West Gate Tunnel Project – site update
Just a quick blog to give an update on what is going on on my site at the moment as I head towards the culmination of my Ph 2 attachment.
As a reminder I am employed in the engineering team delivering the Northern Portal cut and cover structure in Melbourne from which two 16m dia TBMs will be launched early next year.

1st TBM following factory acceptance (manufactured across Europe and China)
We have finally got rid of the dirty and messy piling sub contractor on site, which has opened up some real estate and allowed the installation of the temporary propping system to begin in earnest. The planning and installation of the temporary propping system has been my primary area of responsiblity and so far we have installed five 40m props across the excavation, which has allowed us to start excavating beneath “roof level”
Having initially opted to use 35T excavators within the excavation, these have quickly been swapped out for 16T machines, due to slow productivity as a result of the machines getting bogged and the confined nature of the work area beneath the props.

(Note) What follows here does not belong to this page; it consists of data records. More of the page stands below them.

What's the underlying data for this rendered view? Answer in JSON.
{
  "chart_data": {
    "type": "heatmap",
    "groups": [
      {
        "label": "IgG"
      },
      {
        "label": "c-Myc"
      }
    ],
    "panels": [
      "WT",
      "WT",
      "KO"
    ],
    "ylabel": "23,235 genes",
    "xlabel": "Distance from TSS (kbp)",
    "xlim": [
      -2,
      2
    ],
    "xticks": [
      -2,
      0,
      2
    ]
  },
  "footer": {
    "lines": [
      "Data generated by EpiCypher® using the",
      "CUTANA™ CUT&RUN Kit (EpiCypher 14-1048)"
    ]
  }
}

16T excavators working beneath props
Due to hold ups in the piling works as well as changes to the design and sequencing of works (we are currently constructing using a pre-IFC design) a lot of my time is being spent managing the logistics of receiving thousands of tons of steel on site (not necessarily in quite the required order) and ensuring the sub-contractors are kept abreast of design changes and constructing to the latest design.

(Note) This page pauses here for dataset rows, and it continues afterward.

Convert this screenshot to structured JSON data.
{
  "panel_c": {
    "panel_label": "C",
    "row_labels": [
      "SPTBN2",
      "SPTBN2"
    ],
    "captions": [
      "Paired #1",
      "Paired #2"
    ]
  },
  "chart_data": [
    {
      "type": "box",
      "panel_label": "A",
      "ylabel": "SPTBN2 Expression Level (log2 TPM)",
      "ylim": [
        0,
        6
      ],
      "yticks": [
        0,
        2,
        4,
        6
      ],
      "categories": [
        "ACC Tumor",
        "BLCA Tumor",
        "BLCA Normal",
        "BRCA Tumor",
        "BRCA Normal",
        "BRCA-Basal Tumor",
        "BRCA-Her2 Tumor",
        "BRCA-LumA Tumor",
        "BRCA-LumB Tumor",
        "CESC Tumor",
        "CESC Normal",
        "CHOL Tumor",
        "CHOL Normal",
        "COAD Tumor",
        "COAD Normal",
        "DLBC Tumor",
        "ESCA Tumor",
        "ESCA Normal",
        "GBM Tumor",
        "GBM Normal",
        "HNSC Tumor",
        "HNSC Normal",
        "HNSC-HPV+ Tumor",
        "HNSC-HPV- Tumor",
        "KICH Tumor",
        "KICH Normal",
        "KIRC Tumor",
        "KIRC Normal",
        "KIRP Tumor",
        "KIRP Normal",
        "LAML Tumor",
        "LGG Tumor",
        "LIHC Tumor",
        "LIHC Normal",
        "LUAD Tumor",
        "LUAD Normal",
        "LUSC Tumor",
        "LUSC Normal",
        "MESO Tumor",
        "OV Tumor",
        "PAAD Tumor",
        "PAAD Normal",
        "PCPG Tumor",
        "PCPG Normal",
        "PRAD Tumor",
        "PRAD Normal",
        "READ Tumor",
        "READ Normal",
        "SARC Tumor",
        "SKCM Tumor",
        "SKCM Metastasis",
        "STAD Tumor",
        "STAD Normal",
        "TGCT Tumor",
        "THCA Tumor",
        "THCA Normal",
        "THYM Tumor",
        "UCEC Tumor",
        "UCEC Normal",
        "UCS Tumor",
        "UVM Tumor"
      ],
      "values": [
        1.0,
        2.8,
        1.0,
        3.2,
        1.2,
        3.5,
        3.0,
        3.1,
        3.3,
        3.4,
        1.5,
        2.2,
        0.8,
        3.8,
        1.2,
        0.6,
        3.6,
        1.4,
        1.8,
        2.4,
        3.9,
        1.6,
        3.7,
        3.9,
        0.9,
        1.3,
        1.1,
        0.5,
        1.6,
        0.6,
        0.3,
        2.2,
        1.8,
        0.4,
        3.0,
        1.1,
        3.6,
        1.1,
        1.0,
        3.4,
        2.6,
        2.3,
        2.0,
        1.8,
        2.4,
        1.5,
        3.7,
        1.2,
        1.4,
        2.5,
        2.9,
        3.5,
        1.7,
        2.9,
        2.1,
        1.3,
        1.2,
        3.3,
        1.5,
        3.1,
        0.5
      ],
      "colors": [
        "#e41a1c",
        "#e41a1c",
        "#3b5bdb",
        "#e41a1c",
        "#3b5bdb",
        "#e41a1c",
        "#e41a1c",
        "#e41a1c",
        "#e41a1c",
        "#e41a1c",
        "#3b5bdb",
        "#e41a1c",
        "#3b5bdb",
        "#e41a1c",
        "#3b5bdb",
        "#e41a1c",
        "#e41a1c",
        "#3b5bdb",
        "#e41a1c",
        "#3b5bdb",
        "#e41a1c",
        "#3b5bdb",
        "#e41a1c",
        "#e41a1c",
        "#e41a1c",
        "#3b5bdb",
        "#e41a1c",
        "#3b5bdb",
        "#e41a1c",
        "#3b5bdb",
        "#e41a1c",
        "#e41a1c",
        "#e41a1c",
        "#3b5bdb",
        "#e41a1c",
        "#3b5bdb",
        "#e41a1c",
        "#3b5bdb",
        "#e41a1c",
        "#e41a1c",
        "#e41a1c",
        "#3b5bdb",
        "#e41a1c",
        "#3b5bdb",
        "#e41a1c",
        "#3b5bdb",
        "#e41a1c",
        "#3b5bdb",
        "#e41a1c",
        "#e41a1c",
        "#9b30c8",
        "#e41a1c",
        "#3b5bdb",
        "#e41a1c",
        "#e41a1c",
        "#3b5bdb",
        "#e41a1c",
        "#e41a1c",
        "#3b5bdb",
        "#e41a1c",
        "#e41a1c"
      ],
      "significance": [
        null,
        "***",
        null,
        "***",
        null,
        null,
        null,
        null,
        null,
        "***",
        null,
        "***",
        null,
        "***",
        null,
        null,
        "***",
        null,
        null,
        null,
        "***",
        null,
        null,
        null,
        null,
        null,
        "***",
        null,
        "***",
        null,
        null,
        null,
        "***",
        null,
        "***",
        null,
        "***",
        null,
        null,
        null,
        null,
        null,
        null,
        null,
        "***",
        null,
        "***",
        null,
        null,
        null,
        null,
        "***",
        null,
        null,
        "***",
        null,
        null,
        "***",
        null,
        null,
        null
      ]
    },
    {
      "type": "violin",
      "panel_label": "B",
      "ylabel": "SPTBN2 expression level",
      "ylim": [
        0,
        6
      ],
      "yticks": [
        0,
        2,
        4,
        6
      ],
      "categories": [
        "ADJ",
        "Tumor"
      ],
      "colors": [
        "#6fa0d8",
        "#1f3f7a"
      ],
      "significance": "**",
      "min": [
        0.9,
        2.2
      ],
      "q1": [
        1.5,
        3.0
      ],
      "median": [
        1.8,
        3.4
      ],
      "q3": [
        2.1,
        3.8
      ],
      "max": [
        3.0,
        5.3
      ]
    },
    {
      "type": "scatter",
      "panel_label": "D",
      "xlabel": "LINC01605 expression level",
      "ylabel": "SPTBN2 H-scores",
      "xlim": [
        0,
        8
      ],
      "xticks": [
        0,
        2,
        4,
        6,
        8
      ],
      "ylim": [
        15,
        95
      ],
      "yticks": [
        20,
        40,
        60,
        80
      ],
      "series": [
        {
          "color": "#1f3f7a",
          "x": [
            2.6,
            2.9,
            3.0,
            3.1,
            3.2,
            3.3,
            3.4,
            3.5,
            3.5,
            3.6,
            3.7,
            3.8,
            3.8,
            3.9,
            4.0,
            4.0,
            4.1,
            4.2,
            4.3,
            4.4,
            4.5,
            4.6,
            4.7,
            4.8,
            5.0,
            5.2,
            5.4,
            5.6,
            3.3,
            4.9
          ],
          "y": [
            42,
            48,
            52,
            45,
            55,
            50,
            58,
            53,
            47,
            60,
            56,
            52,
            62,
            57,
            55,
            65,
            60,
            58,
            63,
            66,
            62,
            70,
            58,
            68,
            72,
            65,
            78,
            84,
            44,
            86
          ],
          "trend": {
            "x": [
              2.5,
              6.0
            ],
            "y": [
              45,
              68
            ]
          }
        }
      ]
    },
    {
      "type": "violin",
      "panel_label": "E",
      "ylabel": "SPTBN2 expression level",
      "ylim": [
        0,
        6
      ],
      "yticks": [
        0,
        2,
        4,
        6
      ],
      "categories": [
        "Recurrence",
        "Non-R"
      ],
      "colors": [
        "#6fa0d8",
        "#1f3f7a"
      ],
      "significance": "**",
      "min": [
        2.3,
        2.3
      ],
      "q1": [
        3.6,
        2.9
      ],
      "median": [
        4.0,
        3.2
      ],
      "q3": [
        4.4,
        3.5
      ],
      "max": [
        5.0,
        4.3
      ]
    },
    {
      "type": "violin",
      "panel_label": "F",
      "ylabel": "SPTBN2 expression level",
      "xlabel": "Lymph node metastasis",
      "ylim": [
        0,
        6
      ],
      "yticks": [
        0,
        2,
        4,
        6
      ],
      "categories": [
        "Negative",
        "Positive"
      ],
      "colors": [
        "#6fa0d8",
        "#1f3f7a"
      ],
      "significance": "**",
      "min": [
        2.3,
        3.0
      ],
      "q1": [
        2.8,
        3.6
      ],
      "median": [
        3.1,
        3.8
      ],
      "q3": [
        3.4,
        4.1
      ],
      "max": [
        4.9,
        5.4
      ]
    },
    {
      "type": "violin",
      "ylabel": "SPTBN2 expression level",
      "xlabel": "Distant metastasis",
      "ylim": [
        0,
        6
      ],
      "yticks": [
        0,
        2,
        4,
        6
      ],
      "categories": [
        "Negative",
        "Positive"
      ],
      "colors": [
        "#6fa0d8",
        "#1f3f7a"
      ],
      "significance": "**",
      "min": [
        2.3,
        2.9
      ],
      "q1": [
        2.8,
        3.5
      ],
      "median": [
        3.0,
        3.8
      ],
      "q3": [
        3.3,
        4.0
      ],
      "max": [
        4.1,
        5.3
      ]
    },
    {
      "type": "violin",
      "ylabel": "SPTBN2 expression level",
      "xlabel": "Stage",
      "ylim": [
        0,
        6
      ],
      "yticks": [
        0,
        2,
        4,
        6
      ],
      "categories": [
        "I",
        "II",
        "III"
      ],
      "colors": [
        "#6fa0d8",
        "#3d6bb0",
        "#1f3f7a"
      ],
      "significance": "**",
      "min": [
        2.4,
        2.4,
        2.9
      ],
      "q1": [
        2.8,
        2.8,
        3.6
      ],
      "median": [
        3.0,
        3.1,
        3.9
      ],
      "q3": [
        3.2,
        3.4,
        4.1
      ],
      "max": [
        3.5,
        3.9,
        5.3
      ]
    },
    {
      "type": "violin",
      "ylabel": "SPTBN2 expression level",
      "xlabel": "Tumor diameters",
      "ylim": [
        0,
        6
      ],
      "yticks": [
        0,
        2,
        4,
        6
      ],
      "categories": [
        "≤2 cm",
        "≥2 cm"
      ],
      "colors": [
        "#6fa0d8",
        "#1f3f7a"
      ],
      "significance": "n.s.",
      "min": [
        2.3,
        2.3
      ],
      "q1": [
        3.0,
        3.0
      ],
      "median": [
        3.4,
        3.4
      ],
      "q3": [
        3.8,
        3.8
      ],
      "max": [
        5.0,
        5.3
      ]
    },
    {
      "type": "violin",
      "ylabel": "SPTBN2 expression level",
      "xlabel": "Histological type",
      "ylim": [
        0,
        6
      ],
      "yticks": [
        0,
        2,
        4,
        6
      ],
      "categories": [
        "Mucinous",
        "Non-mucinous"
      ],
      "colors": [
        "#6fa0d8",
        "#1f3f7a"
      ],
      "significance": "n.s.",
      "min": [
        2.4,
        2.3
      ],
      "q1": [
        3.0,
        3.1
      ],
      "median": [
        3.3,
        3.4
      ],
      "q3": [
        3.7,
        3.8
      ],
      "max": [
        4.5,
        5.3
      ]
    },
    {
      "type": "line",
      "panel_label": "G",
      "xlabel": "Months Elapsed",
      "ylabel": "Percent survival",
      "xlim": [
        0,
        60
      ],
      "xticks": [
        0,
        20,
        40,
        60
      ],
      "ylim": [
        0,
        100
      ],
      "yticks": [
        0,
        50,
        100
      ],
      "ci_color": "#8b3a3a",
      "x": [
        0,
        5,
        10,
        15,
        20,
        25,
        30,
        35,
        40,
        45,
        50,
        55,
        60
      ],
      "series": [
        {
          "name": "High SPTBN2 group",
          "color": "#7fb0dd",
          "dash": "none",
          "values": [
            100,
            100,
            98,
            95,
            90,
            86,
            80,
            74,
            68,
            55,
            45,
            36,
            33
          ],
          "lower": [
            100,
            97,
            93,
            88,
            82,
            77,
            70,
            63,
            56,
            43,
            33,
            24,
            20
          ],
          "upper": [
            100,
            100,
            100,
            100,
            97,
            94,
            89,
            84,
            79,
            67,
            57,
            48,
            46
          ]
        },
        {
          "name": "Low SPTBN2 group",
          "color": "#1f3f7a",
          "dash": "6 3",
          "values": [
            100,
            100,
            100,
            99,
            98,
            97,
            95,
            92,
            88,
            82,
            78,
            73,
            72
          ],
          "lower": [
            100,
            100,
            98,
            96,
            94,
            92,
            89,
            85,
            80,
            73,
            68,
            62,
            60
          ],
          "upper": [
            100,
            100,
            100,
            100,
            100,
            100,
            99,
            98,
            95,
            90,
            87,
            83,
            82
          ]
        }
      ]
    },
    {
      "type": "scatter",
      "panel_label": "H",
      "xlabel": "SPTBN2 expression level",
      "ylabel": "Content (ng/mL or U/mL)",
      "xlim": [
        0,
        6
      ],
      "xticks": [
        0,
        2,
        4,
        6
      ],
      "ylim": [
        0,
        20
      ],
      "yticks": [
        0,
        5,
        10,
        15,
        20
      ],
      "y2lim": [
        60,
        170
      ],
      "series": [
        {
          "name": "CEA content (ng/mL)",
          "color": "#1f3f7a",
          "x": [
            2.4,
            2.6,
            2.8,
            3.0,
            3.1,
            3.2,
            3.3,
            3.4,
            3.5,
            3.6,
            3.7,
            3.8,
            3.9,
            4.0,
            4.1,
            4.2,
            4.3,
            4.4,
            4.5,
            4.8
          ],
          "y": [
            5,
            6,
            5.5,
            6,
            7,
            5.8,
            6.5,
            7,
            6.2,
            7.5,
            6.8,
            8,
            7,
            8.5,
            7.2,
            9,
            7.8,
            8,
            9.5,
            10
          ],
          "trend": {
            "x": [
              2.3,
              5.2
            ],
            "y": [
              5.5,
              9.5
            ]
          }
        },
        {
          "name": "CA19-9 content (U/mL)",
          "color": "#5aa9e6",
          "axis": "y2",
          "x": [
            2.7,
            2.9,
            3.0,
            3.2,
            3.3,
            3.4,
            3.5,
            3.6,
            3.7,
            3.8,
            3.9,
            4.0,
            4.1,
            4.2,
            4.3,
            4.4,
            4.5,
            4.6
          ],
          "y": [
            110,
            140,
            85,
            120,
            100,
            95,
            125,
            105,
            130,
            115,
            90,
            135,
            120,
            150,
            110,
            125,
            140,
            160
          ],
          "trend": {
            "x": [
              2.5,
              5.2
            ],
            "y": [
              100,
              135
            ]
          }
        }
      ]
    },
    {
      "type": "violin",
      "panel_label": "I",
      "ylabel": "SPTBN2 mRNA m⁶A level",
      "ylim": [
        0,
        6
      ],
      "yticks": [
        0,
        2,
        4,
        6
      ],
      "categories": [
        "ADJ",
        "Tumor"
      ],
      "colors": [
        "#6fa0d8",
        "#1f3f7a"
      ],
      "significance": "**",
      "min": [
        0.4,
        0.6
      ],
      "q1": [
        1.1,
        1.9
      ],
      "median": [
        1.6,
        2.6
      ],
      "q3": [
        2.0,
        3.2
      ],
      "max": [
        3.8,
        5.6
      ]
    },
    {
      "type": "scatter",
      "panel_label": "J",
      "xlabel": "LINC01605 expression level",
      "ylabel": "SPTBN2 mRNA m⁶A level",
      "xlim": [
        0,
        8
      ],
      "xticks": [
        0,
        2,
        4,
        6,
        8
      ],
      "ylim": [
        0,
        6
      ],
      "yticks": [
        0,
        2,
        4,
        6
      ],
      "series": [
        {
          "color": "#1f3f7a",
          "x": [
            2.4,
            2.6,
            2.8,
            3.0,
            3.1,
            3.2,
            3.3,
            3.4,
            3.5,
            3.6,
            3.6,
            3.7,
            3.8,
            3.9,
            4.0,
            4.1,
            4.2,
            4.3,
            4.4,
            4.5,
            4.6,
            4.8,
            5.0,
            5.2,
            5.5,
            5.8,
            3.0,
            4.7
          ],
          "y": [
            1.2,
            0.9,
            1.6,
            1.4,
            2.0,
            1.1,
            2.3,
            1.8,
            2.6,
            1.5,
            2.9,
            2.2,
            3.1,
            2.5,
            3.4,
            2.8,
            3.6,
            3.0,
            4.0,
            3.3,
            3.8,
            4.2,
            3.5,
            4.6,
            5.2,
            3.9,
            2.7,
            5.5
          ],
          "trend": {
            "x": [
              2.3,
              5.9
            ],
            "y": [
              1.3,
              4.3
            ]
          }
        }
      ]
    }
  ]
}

One of many deliveries arriving on site

During installation of first props
During the prop installation, strain gauges are being fitted to a number of props, and settlement monitoring stations have been installed around the box, as well as prisms on the capping beam to detect any movement throughout the works.

Strain gauge installation
The data collected from these systems is monitored daily and trigger levels have been prescribed to provide alerts should unexpected movement or stresses in the props be detected. We have to submit a new permit to excavate every 24hrs which takes into account the information collected through our monitoring program.
The model below gives an indication of what the portal will look like once all three level of propping have been installed.

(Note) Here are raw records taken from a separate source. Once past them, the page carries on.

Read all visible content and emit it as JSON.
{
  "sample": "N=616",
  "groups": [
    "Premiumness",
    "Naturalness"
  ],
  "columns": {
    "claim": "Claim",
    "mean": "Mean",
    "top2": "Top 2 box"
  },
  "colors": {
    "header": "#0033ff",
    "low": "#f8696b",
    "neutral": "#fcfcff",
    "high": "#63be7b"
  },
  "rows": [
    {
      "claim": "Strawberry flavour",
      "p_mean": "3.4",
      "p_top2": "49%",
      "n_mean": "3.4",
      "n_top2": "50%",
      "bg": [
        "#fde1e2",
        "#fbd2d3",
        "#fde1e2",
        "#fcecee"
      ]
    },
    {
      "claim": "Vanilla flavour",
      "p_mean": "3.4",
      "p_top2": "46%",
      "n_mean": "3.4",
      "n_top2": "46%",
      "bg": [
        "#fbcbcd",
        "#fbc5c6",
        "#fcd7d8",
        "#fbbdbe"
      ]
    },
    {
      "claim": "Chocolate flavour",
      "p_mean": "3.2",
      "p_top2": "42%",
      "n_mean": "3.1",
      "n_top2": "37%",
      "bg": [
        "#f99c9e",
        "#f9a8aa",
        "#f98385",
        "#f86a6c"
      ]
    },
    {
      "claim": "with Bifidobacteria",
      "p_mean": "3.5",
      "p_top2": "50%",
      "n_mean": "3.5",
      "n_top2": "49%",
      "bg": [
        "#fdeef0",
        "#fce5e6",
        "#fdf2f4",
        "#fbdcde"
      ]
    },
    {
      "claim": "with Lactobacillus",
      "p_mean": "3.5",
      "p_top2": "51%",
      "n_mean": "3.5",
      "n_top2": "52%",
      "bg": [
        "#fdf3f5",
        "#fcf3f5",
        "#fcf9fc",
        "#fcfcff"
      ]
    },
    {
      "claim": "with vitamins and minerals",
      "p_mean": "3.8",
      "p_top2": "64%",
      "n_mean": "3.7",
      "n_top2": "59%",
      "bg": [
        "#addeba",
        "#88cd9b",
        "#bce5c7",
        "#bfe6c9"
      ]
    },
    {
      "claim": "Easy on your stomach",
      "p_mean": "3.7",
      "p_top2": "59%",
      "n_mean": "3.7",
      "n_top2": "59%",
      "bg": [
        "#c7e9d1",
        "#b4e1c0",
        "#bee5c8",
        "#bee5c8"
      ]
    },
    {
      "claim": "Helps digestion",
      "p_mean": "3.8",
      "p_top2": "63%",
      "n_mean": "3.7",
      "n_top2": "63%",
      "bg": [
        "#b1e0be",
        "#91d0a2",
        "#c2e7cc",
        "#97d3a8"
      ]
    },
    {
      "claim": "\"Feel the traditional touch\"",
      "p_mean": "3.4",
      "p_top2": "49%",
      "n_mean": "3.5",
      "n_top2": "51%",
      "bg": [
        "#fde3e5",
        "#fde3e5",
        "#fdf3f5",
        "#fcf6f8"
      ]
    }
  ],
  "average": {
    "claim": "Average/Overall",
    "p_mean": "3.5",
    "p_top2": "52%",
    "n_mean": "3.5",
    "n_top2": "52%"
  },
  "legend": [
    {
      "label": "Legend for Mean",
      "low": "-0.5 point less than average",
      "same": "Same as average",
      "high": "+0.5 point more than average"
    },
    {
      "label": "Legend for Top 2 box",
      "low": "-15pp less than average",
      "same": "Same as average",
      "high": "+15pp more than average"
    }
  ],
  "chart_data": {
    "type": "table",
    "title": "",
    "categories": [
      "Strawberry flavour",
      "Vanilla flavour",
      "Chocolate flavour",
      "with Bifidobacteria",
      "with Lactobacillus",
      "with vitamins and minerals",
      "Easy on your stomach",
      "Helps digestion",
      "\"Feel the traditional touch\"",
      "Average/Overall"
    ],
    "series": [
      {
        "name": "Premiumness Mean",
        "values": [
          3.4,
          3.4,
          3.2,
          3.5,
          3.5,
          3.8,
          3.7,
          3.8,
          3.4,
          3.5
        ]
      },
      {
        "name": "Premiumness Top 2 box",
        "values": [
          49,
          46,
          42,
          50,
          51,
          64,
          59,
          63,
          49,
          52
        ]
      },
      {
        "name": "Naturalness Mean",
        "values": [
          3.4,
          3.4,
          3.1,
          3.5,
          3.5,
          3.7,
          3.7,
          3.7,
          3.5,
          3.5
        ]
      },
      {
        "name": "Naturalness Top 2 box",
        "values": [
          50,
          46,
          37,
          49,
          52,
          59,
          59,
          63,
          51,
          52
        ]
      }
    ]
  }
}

The TBMs are arriving in February and by that point we need to have reached full depth, poured the base slab and removed the second and third level of props, so it’s a busy run up to Christmas….
All looks BIG!
1. Have you had any alarm bells go off yet with the strain gauges? What is the trigger limit?
2. Is the TW steel all bespoke? Who designs all the connections for your TW steel? The photos suggest much of this is pre-bolted before shipped to site in the ISOs – that right?
A nice blog and I hope it encourages your contemporaries. I cannot recall less blog activity .
These look like fabricated props with intermediate vertical supports
I have not seen anything quite like these; they are lacing hot rolled open section together. I’d have thought CHS would have done the same job.
The white shroud is to limit the effect of temperature rise
The gauges you show are vibrating wire strain gauges. A bit strange; On the steel itself it is cheaper to use bonded gauges and VWSG are usu allay used when you have a strain problem that includes the possibility of body movement ( ie movement across the joints that you show in the same picture) . I gauges Westminster bridge back in the 90’s and we loaded it with military water bags which we filled with Thames water . We saw little strain on the steel components and all the strain between components. I wonder…
Joe in answer to your questions;
1. No alarms yet. The strain gauges allow us to detect abnormal loads being experienced by the pile walls and the alarm level has been set at 25% higher than the expected load (based on soil profile and GWL). At 20% we get an amber warning and requires reconsideration of the design. The strain gauges also monitor the steel temperature and alarm if the steel reaches 35 deg C. At this point we have to initiate our high tech cooling system which consists of a garden soaker hose run across the props which will discharge water onto the white geofab. As John mentioned the geofab is to mitigate the heating of the props.
As a side note and possibly related to john’s comment on the strain gauges above, one of the issues that was mentioned by the I&M team is distinguishing between loading of the props and temperature effects affecting the steel, i.e expansion and contraction. (we’ve already noticed from bolts tensions that this is significant).
2. No the steel is a proprietary system which has been shipped over from Singapore (company called Yongnam). They are also supplying Glynn’s project actually. It is essentially a meccano set to be put together on site; the components just need to get bolted/welded together. And they get re-used, so we will return a lot of the pieces once we are done on the project to get re-furbed and shipped out somewhere else.